I should have written about my faith a long time ago. I didn’t—not because it wasn’t important, but because it mattered too much. Faith is difficult to put into words when it lives so deeply within you. It is personal, almost private, and so tightly woven into who I am that sharing it can feel like exposing something fragile.

Since moving to Taupo almost three years ago, returning to church has reshaped my relationship with faith. And now, the urge to write about it feels stronger than the fear of sharing myself.

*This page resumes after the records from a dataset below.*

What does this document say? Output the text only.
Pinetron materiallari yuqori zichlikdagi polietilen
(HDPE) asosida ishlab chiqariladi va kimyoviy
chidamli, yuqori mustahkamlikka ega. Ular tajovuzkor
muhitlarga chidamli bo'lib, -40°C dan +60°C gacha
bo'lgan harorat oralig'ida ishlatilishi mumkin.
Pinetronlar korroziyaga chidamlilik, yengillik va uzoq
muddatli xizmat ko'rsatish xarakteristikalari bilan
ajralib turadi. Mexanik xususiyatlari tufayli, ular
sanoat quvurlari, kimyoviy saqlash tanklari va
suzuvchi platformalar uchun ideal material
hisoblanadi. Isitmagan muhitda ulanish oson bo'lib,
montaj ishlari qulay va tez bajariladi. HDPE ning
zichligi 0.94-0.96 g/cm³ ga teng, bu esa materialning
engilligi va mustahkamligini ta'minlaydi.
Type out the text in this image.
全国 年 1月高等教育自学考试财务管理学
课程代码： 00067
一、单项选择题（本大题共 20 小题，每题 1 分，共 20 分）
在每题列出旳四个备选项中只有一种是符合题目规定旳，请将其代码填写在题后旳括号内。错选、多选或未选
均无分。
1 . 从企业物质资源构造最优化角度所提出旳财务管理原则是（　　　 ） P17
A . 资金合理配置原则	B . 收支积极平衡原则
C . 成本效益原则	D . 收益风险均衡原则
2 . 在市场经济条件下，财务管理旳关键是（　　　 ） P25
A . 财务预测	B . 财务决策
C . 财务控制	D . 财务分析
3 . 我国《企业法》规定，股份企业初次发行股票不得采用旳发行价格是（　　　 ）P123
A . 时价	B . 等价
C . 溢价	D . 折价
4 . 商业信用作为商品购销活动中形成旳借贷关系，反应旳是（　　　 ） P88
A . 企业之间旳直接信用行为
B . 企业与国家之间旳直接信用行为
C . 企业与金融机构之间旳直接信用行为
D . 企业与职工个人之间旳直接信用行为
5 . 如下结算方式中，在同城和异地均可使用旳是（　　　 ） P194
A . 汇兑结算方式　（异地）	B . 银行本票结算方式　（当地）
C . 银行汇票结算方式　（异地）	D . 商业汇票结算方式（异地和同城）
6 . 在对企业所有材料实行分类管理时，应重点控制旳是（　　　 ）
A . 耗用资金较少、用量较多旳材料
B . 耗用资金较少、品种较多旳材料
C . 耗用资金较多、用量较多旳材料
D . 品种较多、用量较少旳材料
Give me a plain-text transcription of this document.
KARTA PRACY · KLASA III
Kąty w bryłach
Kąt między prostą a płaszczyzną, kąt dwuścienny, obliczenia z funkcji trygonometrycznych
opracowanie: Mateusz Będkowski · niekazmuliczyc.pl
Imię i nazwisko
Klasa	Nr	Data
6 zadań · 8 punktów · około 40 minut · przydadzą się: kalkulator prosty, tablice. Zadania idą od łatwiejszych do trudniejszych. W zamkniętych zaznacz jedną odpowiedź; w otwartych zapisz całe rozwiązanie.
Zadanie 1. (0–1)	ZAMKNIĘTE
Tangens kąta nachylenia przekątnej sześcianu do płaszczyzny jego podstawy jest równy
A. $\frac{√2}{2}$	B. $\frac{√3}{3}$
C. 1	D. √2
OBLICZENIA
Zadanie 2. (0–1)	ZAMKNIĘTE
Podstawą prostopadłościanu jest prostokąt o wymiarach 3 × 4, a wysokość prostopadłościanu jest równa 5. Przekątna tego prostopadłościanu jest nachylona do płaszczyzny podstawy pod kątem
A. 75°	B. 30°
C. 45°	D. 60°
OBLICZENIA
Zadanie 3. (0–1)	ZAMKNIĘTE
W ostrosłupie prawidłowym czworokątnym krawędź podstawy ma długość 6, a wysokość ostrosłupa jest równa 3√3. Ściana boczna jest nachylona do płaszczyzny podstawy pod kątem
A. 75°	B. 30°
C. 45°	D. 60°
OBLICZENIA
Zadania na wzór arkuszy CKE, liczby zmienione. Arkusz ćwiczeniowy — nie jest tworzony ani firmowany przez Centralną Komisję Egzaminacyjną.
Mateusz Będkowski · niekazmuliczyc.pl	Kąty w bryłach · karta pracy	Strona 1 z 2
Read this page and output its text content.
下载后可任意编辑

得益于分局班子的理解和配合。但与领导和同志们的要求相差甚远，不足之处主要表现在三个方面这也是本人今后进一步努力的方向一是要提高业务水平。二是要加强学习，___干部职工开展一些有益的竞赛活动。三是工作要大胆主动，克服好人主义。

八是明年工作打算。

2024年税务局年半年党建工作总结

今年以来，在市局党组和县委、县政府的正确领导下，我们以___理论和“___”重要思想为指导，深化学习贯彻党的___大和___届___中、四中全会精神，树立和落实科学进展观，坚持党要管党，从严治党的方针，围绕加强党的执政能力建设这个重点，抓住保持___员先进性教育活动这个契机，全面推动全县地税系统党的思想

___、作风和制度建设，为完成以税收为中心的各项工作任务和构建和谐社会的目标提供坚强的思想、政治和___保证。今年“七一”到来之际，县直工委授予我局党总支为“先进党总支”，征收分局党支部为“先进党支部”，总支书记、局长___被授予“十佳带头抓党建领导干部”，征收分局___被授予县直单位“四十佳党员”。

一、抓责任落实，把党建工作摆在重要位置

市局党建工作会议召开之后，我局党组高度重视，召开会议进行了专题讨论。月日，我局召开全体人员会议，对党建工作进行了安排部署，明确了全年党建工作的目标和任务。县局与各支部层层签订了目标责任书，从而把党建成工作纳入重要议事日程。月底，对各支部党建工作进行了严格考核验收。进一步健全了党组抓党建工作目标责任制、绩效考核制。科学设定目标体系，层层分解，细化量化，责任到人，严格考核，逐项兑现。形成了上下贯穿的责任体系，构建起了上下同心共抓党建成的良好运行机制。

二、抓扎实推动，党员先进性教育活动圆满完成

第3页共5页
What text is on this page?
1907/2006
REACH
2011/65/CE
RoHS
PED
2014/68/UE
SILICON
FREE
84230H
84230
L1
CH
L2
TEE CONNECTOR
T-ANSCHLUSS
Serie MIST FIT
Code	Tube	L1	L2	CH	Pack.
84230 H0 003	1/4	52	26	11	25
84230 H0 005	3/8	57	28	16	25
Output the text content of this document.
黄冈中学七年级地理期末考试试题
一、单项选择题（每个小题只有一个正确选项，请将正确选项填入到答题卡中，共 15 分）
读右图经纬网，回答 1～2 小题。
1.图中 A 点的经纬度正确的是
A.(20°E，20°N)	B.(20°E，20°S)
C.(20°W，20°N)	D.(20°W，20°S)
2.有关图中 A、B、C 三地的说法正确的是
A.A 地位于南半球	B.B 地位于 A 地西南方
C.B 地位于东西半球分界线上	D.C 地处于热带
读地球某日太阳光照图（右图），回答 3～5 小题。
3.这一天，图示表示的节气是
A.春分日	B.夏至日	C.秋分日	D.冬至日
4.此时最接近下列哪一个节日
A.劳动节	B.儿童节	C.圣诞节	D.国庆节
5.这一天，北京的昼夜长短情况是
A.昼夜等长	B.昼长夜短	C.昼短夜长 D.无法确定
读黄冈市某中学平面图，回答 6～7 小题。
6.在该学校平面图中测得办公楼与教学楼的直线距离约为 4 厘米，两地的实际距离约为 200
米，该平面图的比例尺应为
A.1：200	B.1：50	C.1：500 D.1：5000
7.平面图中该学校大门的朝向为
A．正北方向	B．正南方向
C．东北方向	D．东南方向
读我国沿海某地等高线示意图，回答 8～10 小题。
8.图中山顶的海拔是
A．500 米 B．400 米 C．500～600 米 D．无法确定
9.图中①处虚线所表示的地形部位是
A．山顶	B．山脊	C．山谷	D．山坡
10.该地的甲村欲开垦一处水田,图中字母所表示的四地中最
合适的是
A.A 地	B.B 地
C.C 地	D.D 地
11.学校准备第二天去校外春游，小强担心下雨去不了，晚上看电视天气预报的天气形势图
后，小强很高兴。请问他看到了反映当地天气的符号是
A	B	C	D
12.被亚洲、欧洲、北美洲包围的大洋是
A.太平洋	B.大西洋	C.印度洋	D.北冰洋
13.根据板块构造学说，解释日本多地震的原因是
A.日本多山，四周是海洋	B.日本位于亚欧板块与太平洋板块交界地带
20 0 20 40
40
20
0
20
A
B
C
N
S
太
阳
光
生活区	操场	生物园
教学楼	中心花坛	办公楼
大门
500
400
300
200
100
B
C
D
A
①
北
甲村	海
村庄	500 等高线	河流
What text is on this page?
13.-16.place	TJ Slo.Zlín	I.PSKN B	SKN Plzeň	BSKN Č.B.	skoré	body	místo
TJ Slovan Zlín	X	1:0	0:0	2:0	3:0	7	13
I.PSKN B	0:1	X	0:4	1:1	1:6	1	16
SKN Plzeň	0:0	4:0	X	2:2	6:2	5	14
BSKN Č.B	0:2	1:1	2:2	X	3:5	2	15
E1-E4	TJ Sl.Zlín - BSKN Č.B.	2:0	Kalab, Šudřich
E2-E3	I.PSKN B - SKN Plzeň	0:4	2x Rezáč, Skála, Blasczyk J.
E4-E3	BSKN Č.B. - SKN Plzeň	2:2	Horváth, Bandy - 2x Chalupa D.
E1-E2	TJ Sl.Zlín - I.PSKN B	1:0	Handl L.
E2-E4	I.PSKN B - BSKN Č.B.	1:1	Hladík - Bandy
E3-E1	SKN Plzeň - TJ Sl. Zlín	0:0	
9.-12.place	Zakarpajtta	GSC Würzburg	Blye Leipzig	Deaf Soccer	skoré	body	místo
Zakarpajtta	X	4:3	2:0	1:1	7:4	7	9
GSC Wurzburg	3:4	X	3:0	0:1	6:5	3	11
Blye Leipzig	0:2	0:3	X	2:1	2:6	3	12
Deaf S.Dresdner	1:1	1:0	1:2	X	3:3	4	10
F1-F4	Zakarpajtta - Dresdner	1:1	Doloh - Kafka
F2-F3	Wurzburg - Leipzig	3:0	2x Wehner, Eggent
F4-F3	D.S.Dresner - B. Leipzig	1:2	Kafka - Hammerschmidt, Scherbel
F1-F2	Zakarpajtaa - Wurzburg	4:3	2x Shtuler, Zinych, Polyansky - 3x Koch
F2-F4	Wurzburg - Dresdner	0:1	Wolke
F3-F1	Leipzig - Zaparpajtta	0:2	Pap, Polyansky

A bit of background: I grew up in a small province in the Philippines, in a Catholic family. Our house stood right beside the church, so faith was never something separate from daily life—it was part of it. I joined the choir when I was little, learned to play the piano on the church organ, and would arrive hours before Mass to rehearse. The Church's staff became my friends, learned the quiet rhythms behind the scenes, and on weekends I was at Mass twice a day, singing for different choirs. I knew the church not just as a place of worship, but as a community, a home.

Then life moved forward, as it always does. University happened. I was consumed by lectures, deadlines, and the pressure of completing my engineering degree. Missing Mass became occasional, then more frequent. After graduating and moving to the city for work, church slowly slipped out of my life altogether.

The pace of the city was relentless. I worked two jobs, barely rested, and weekends became less about renewal and more about recovery—sleeping in, catching up on chores, preparing myself for another week. They were excuses, perhaps, but at the time they felt necessary. Life blurred into a long list of responsibilities. Days passed not as moments to be lived, but as tasks to be completed.

Then life shifted again. An opportunity to move to New Zealand came along, and my husband and I took it. Taupo became our first home here, and we fell in love with it almost immediately.

In 2023, we began attending Mass at Tongariro Catholic Church on special occasions. There were no plans—just whenever it felt right. But by 2025, without even realising it, Sundays naturally began to include church. We simply found ourselves on our way to church, week after week.

Going to Mass felt like relearning a language I once knew by heart. The scent of candle wax and incense, the quiet hum of people settling into the pews, the first notes of the opening hymn—it all felt achingly familiar. Like stepping back into childhood—those early years when going to Mass was a part of life, woven into every week.

Over the past few years, even during the times I wasn’t attending church, I never truly stopped praying or believing. A prayer before going to sleep, another upon waking, a quiet “thank you” whenever we’re blessed with a good meal, a desperate plea when I’ve needed help. Treating people with kindness, asking for forgiveness, seeking guidance when I’m unsure what to do. But Mass has given me more—it has given me a full hour to reflect, to listen, and to learn.

Life moves fast, and sometimes even an hour of silence feels impossible. Yet at church, I found that hour—a space to pause and simply be still. An hour to listen as Father Danny’s homily connected Scripture to everyday life. I began to look forward to the day’s readings, not just as stories from the past, but as guidance for today—reminders of how God’s words can shape the way we treat our families, face daily challenges, or navigate uncertainty.

I’m but a normal person. I don’t have all the answers, and I certainly wouldn’t call myself a model Catholic. I hope I’m a good person, but I know I’m far from perfect. What I think I know now feels small compared to everything I still have to learn. I haven’t figured everything out, and my life didn’t magically fall into place. But I’ve learned that by showing up every Sunday, that hour of stillness feels like healing. It feels like finally exhaling after holding my breath for too long. Faith doesn’t always return in grand gestures. Sometimes it comes quietly, like a gentle nudge to sit and be present.

Showing up every Sunday at church became my way of reconnecting with something bigger than myself—with gratitude, humility, and a part of me I didn’t realise I’d been missing. Faith is a journey, not a destination. And every time I take my seat in church, I feel steadier, certain that I am exactly where I’m meant to be.